Despite it is not a good task for Erlang at all, there is a quite simple solution:
-module(mr).
-export([start/1, start/2]).
start([R, N]) ->
Result = start(list_to_integer(R), list_to_integer(N)),
io:format("~B x ~B~n", [length(Result), hd(Result)]).
start(R, N) ->
Self = self(),
Reducer = start(Self, R, 1, N),
[ receive {Reducer, Result} -> Result end || _ <- lists:seq(1, R) ].
start(Parent, R, N, N) ->
spawn_link(fun() -> mapper(Parent, R, N) end);
start(Parent, R, From, To) ->
spawn_link(fun() -> reducer(Parent, R, From, To) end).
mapper(Parent, R, N) ->
[ Parent ! {self(), N*N} || _ <- lists:seq(1, R) ].
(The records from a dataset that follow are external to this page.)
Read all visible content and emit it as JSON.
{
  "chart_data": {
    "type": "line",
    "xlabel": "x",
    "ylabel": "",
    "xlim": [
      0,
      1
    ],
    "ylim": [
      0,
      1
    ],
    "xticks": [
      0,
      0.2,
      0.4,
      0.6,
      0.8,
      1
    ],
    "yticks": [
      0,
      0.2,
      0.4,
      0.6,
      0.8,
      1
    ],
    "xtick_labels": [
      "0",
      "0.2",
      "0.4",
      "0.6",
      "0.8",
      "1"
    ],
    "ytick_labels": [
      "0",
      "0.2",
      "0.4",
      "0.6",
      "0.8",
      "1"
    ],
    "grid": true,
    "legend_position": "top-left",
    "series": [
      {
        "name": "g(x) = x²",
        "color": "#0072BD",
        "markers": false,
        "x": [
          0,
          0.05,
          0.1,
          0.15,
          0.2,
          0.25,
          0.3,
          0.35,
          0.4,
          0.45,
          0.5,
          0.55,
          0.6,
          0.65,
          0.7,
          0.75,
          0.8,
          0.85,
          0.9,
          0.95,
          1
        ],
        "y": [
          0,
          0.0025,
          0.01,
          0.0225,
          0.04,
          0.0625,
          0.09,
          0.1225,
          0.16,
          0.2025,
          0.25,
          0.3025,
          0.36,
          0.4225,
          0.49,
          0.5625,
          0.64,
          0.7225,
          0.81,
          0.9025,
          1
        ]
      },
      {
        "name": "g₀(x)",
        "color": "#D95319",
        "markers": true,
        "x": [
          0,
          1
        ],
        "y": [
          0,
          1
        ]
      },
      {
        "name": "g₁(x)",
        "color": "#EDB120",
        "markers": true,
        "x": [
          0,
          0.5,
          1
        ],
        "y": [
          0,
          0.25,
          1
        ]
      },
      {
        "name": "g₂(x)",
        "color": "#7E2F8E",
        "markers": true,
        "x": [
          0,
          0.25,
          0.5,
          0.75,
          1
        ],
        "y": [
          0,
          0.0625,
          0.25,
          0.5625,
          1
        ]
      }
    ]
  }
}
reducer(Parent, R, From, To) ->
Self = self(),
Middle = ( From + To ) div 2,
A = start(Self, R, From, Middle),
B = start(Self, R, Middle + 1, To),
[ Parent ! {Self, receive {A, X} -> receive {B, Y} -> X+Y end end}
|| _ <- lists:seq(1, R) ].
You can run it using
$ erlc -W mr.erl
$ time erl -noshell -run mr start 1024 1024 -s init stop
1024 x 358438400
real 0m2.162s
user 0m4.177s
sys 0m0.151s
But most of the time is VM start and gracefull stop overhead
$ time erl -noshell -run mr start 1024 1024 -s erlang halt
1024 x 358438400
real 0m1.172s
user 0m4.110s
sys 0m0.150s
$ erl
1> timer:tc(fun() -> mr:start(1024,1024) end).
{978453,
[358438400,358438400,358438400,358438400,358438400,
358438400,358438400,358438400,358438400,358438400,358438400,
358438400,358438400,358438400,358438400,358438400,358438400,
358438400,358438400,358438400,358438400,358438400,358438400,
358438400,358438400,358438400,358438400|...]}
Keep in mind it is more like an elegant solution than an efficient one. An efficient solution should balance reduction tree branching with communication overhead.